To help with education efforts, the company has partnerships with industry associations like the Society of Nuclear Medicine and the Academy of Molecular Imaging and partners with academic institutions like the University of Pennsylvania as part of its molecular imaging educational campaign. The company also has internal training programs designed to help develop engineering professionals and certified nuclear pharmacists from within. This includes internship programs with some of its academic partners.

In the end, Rizvi’s motivation is because of his conviction that these products and technologies can help make medicine a more exact science. He said the technology holds the key to earlier diagnosis and treatment, allowing patients to receive a diagnosis before they show signs or symptoms of the disease.

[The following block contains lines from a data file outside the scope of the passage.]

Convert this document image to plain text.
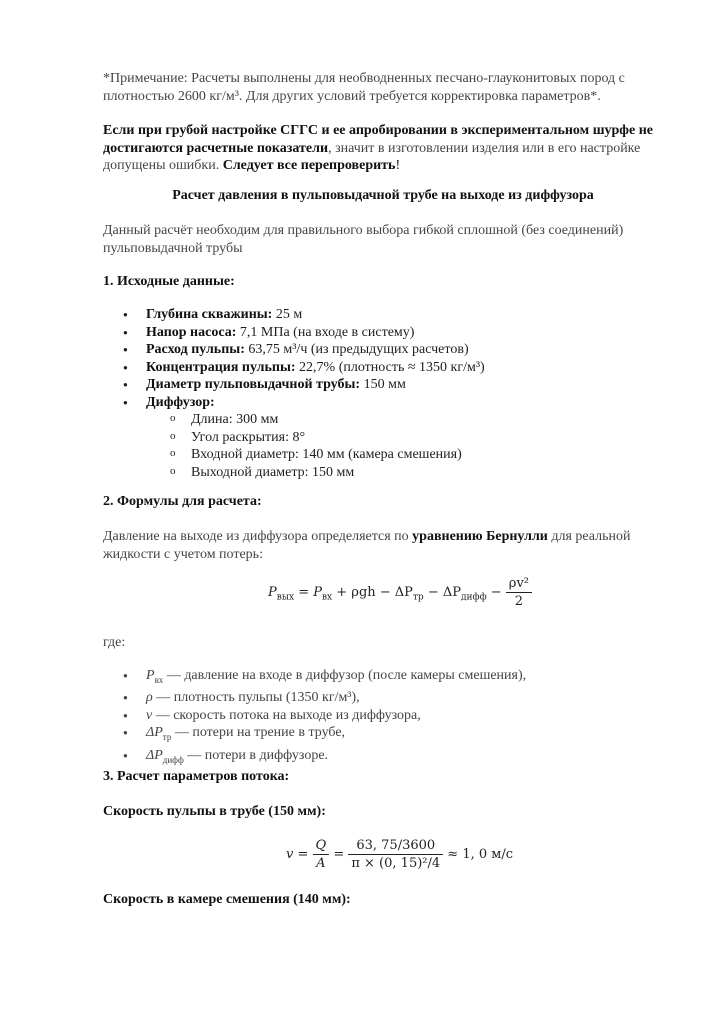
*Примечание: Расчеты выполнены для необводненных песчано-глауконитовых пород с плотностью 2600 кг/м³. Для других условий требуется корректировка параметров*.

Если при грубой настройке СГГС и ее апробировании в экспериментальном шурфе не достигаются расчетные показатели, значит в изготовлении изделия или в его настройке допущены ошибки. Следует все перепроверить!

Расчет давления в пульповыдачной трубе на выходе из диффузора

Данный расчёт необходим для правильного выбора гибкой сплошной (без соединений) пульповыдачной трубы

1. Исходные данные:

● Глубина скважины: 25 м
● Напор насоса: 7,1 МПа (на входе в систему)
● Расход пульпы: 63,75 м³/ч (из предыдущих расчетов)
● Концентрация пульпы: 22,7% (плотность ≈ 1350 кг/м³)
● Диаметр пульповыдачной трубы: 150 мм
● Диффузор:
o Длина: 300 мм
o Угол раскрытия: 8°
o Входной диаметр: 140 мм (камера смешения)
o Выходной диаметр: 150 мм

2. Формулы для расчета:

Давление на выходе из диффузора определяется по уравнению Бернулли для реальной жидкости с учетом потерь:

$P_{вых} = P_{вх} + \rho gh - \Delta P_{тр} - \Delta P_{дифф} - \frac{\text{ρv²}}{2}$

где:

● $P_{вх}$ — давление на входе в диффузор (после камеры смешения),
● ρ — плотность пульпы (1350 кг/м³),
● v — скорость потока на выходе из диффузора,
● $\Delta P_{тр}$ — потери на трение в трубе,
● $\Delta P_{дифф}$ — потери в диффузоре.

3. Расчет параметров потока:

Скорость пульпы в трубе (150 мм):

$v = \frac{Q}{A} = \frac{63, 75/3600}{\text{π × (0, 15)²/4}} \approx 1$, 0 м/с

Скорость в камере смешения (140 мм):
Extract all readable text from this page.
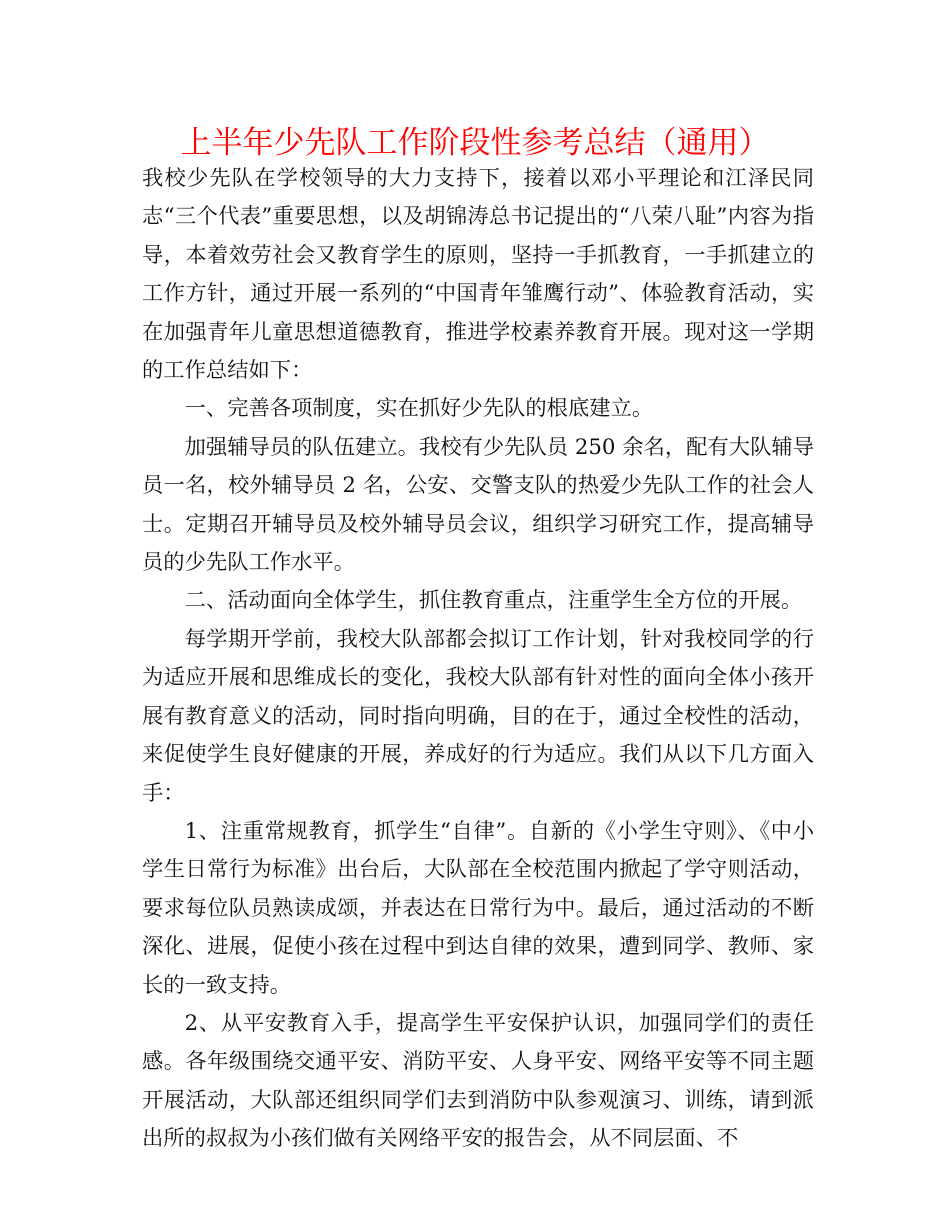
上半年少先队工作阶段性参考总结（通用）

我校少先队在学校领导的大力支持下，接着以邓小平理论和江泽民同志“三个代表”重要思想，以及胡锦涛总书记提出的“八荣八耻”内容为指导，本着效劳社会又教育学生的原则，坚持一手抓教育，一手抓建立的工作方针，通过开展一系列的“中国青年雏鹰行动”、体验教育活动，实在加强青年儿童思想道德教育，推进学校素养教育开展。现对这一学期的工作总结如下：

一、完善各项制度，实在抓好少先队的根底建立。

加强辅导员的队伍建立。我校有少先队员 250 余名，配有大队辅导员一名，校外辅导员 2 名，公安、交警支队的热爱少先队工作的社会人士。定期召开辅导员及校外辅导员会议，组织学习研究工作，提高辅导员的少先队工作水平。

二、活动面向全体学生，抓住教育重点，注重学生全方位的开展。

每学期开学前，我校大队部都会拟订工作计划，针对我校同学的行为适应开展和思维成长的变化，我校大队部有针对性的面向全体小孩开展有教育意义的活动，同时指向明确，目的在于，通过全校性的活动，来促使学生良好健康的开展，养成好的行为适应。我们从以下几方面入手：

1、注重常规教育，抓学生“自律”。自新的《小学生守则》、《中小学生日常行为标准》出台后，大队部在全校范围内掀起了学守则活动，要求每位队员熟读成颂，并表达在日常行为中。最后，通过活动的不断深化、进展，促使小孩在过程中到达自律的效果，遭到同学、教师、家长的一致支持。

2、从平安教育入手，提高学生平安保护认识，加强同学们的责任感。各年级围绕交通平安、消防平安、人身平安、网络平安等不同主题开展活动，大队部还组织同学们去到消防中队参观演习、训练，请到派出所的叔叔为小孩们做有关网络平安的报告会，从不同层面、不
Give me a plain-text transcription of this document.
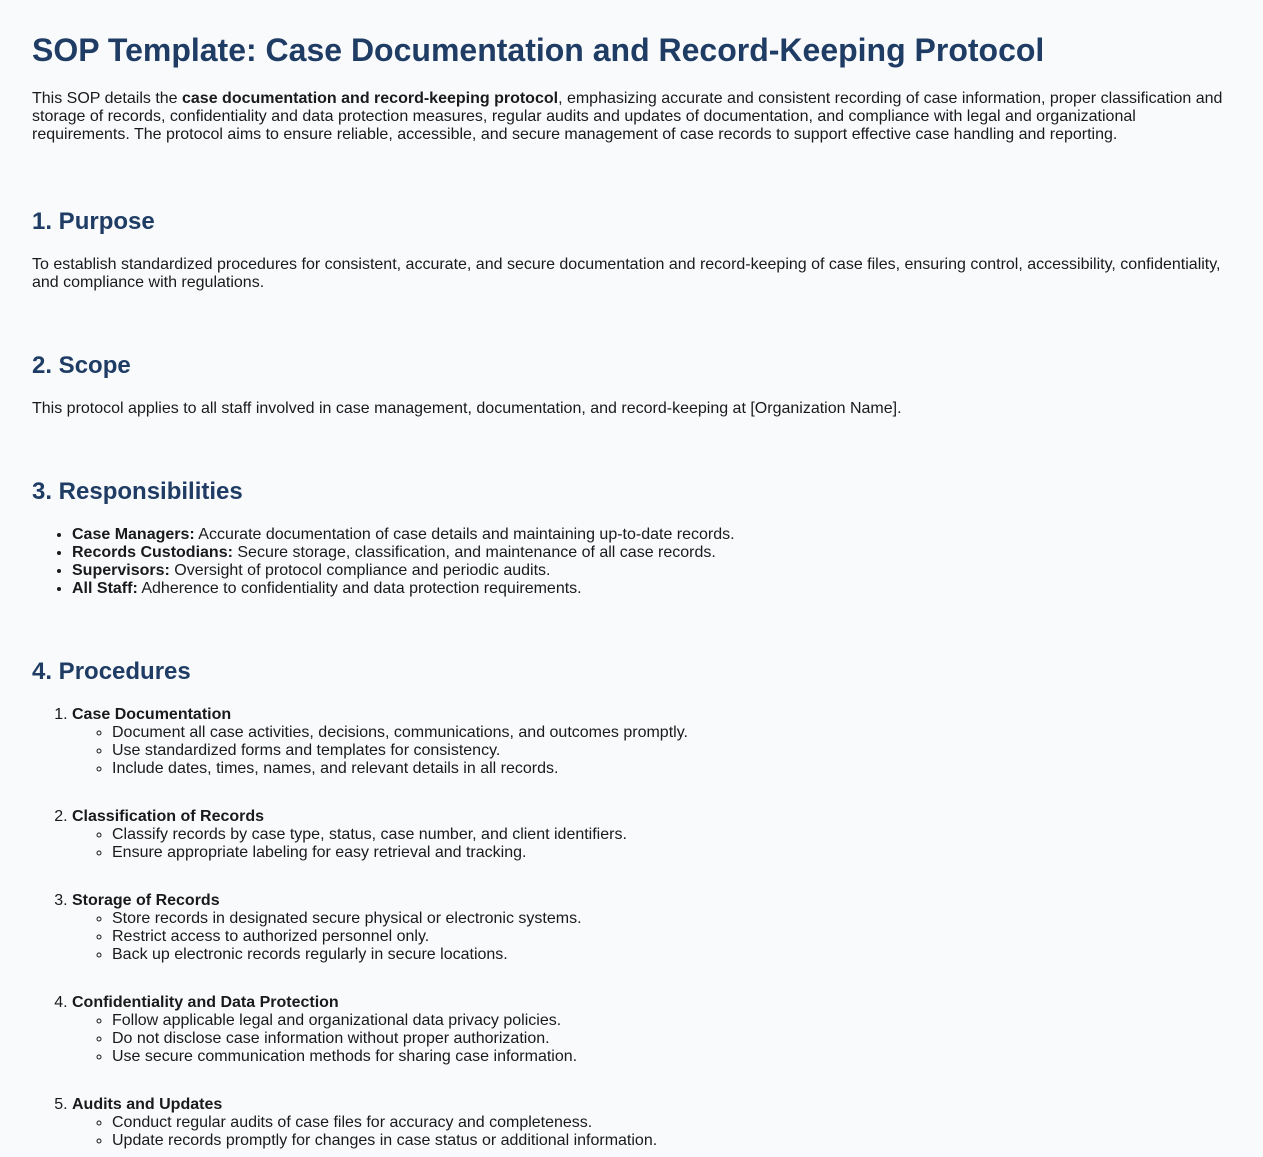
SOP Template: Case Documentation and Record-Keeping Protocol

This SOP details the case documentation and record-keeping protocol, emphasizing accurate and consistent recording of case information, proper classification and storage of records, confidentiality and data protection measures, regular audits and updates of documentation, and compliance with legal and organizational requirements. The protocol aims to ensure reliable, accessible, and secure management of case records to support effective case handling and reporting.

1. Purpose

To establish standardized procedures for consistent, accurate, and secure documentation and record-keeping of case files, ensuring control, accessibility, confidentiality, and compliance with regulations.

2. Scope

This protocol applies to all staff involved in case management, documentation, and record-keeping at [Organization Name].

3. Responsibilities
• Case Managers: Accurate documentation of case details and maintaining up-to-date records.
• Records Custodians: Secure storage, classification, and maintenance of all case records.
• Supervisors: Oversight of protocol compliance and periodic audits.
• All Staff: Adherence to confidentiality and data protection requirements.
4. Procedures
1. Case Documentation
◦ Document all case activities, decisions, communications, and outcomes promptly.
◦ Use standardized forms and templates for consistency.
◦ Include dates, times, names, and relevant details in all records.
2. Classification of Records
◦ Classify records by case type, status, case number, and client identifiers.
◦ Ensure appropriate labeling for easy retrieval and tracking.
3. Storage of Records
◦ Store records in designated secure physical or electronic systems.
◦ Restrict access to authorized personnel only.
◦ Back up electronic records regularly in secure locations.
4. Confidentiality and Data Protection
◦ Follow applicable legal and organizational data privacy policies.
◦ Do not disclose case information without proper authorization.
◦ Use secure communication methods for sharing case information.
5. Audits and Updates
◦ Conduct regular audits of case files for accuracy and completeness.
◦ Update records promptly for changes in case status or additional information.
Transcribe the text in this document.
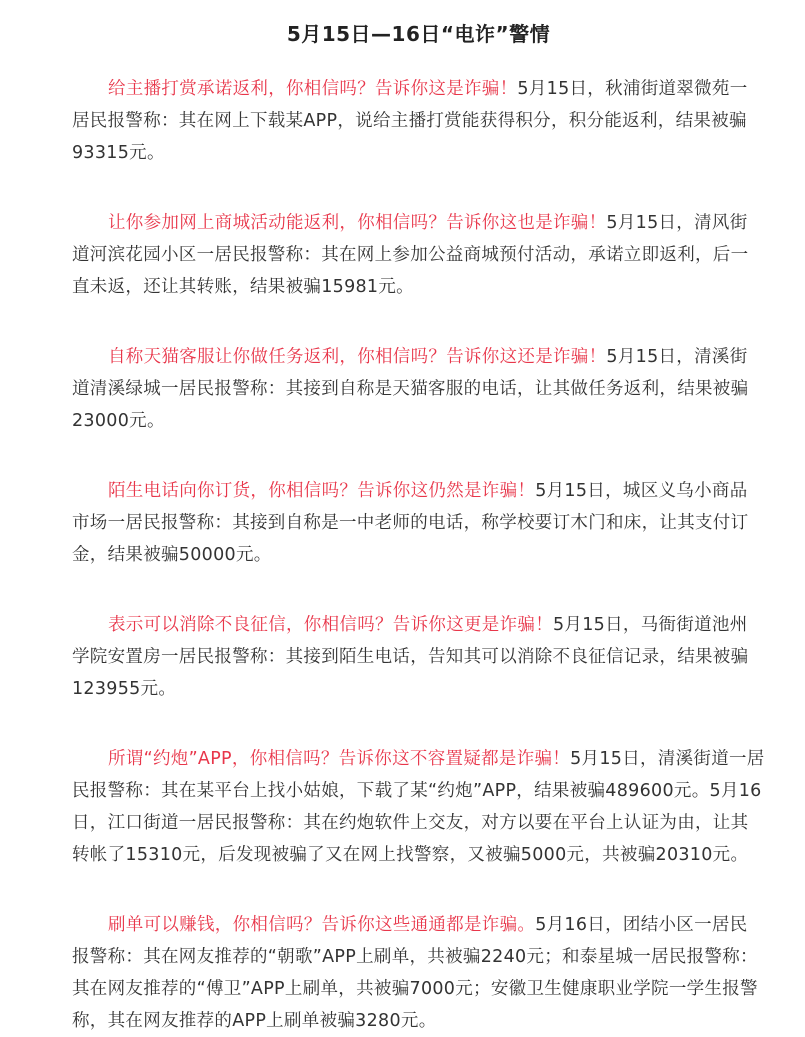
5月15日—16日“电诈”警情

给主播打赏承诺返利，你相信吗？告诉你这是诈骗！5月15日，秋浦街道翠微苑一居民报警称：其在网上下载某APP，说给主播打赏能获得积分，积分能返利，结果被骗93315元。

让你参加网上商城活动能返利，你相信吗？告诉你这也是诈骗！5月15日，清风街道河滨花园小区一居民报警称：其在网上参加公益商城预付活动，承诺立即返利，后一直未返，还让其转账，结果被骗15981元。

自称天猫客服让你做任务返利，你相信吗？告诉你这还是诈骗！5月15日，清溪街道清溪绿城一居民报警称：其接到自称是天猫客服的电话，让其做任务返利，结果被骗23000元。

陌生电话向你订货，你相信吗？告诉你这仍然是诈骗！5月15日，城区义乌小商品市场一居民报警称：其接到自称是一中老师的电话，称学校要订木门和床，让其支付订金，结果被骗50000元。

表示可以消除不良征信，你相信吗？告诉你这更是诈骗！5月15日，马衙街道池州学院安置房一居民报警称：其接到陌生电话，告知其可以消除不良征信记录，结果被骗123955元。

所谓“约炮”APP，你相信吗？告诉你这不容置疑都是诈骗！5月15日，清溪街道一居民报警称：其在某平台上找小姑娘，下载了某“约炮”APP，结果被骗489600元。5月16日，江口街道一居民报警称：其在约炮软件上交友，对方以要在平台上认证为由，让其转帐了15310元，后发现被骗了又在网上找警察，又被骗5000元，共被骗20310元。

刷单可以赚钱，你相信吗？告诉你这些通通都是诈骗。5月16日，团结小区一居民报警称：其在网友推荐的“朝歌”APP上刷单，共被骗2240元；和泰星城一居民报警称：其在网友推荐的“傅卫”APP上刷单，共被骗7000元；安徽卫生健康职业学院一学生报警称，其在网友推荐的APP上刷单被骗3280元。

What Rizvi is talking about is the concept of personalized medicine.

“The field of molecular imaging changes the way diseases are treated by telling doctors where cancers exist,” he said. “In the future it is possible that molecular imaging agents will guide pharmaceuticals to their intended target molecules. Not systems, organs, or cells, but molecules. This will make the odds of a successful treatment course more viable.”

In addition to improving patient outcomes, these treatments can save hospitals money. Rather than putting patients through painful and expensive exploratory surgeries or treatments that are not effective, molecular imaging can target an individual’s unique disease and greatly aid doctors in guiding treatment plans.

“Nuclear medicine is safe and effective and will help change the one-size-fits-all approach to healthcare,” said Rizvi. “Molecular imaging is the right treatment for the right patient at the right time.”

It is fitting to know a similar, ethereal “right time, right place” concept played a large part in Rizvi’s role in continuing the evolution of nuclear medicine. The decision by Rizvi’s family to come to America led him to a pivotal role in shaping the future of medicine, and his decision to enter nuclear medicine led to his involvement with the leading company in the field. It is the realization of an American dream, one that could help change the future of more than just medicine.